ECLI:NL:CRVB:2022:2229
Centrale Raad van Beroep
- Hoger beroep
- Rechtspraak.nl
Beëindiging van ZW-uitkering na medisch onderzoek en arbeidsongeschiktheidsevaluatie
In deze zaak heeft de Centrale Raad van Beroep op 13 oktober 2022 uitspraak gedaan in hoger beroep tegen een eerdere uitspraak van de rechtbank Oost-Brabant.
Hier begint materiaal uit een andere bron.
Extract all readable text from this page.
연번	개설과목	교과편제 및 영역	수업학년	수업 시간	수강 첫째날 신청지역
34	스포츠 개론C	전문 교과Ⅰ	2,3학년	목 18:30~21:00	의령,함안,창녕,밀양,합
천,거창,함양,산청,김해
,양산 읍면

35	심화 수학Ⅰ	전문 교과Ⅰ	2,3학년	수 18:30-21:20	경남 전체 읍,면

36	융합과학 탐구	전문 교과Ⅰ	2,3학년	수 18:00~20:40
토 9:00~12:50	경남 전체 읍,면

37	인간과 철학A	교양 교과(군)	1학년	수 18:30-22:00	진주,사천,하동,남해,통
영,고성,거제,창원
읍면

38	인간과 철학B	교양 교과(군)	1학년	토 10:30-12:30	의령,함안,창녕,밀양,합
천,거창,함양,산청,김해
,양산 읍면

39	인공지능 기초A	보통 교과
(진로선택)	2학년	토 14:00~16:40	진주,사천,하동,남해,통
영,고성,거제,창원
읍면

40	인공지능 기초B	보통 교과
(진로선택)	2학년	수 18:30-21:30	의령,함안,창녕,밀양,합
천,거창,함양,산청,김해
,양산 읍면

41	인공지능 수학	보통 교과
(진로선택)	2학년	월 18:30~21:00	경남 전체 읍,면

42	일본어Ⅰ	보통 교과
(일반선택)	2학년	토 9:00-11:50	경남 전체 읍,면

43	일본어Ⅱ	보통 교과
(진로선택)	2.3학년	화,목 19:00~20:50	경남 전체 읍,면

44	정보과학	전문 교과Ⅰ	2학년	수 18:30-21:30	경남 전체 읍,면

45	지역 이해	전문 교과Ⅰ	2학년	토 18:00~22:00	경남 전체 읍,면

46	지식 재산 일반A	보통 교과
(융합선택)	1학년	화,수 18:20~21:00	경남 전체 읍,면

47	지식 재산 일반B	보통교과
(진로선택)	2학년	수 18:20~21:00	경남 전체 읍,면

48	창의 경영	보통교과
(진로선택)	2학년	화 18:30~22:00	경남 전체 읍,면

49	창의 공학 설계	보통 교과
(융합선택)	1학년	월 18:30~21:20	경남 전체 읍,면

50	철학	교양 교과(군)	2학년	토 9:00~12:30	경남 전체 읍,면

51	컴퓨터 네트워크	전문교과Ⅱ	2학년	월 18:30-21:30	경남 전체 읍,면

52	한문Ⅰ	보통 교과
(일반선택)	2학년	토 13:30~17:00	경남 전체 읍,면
De appellant, die een ZW-uitkering ontving, had zijn uitkering zien beëindigen door het Uwv op basis van een medisch en arbeidskundig onderzoek. De rechtbank had het beroep van de appellant tegen het besluit van het Uwv ongegrond verklaard, waarbij werd geoordeeld dat het medisch onderzoek voldoende zorgvuldig was uitgevoerd en dat de beperkingen van de appellant correct waren ingeschat. De appellant had zich in het verleden meerdere keren ziek gemeld en voerde aan dat zijn klachten onvoldoende waren meegenomen in de beoordeling. Hij stelde dat zijn medische situatie was verslechterd en dat er meer beperkingen moesten worden erkend. De Raad oordeelde echter dat de rechtbank de gronden van de appellant afdoende had besproken en dat er geen nieuwe medische informatie was die de eerdere beoordeling kon ondermijnen. De Raad bevestigde dat de appellant in staat was om de functies die tijdens de EZWb waren vastgesteld, te vervullen. De uitspraak van de rechtbank werd dan ook bevestigd, en er werd geen aanleiding gezien voor een veroordeling in de proceskosten.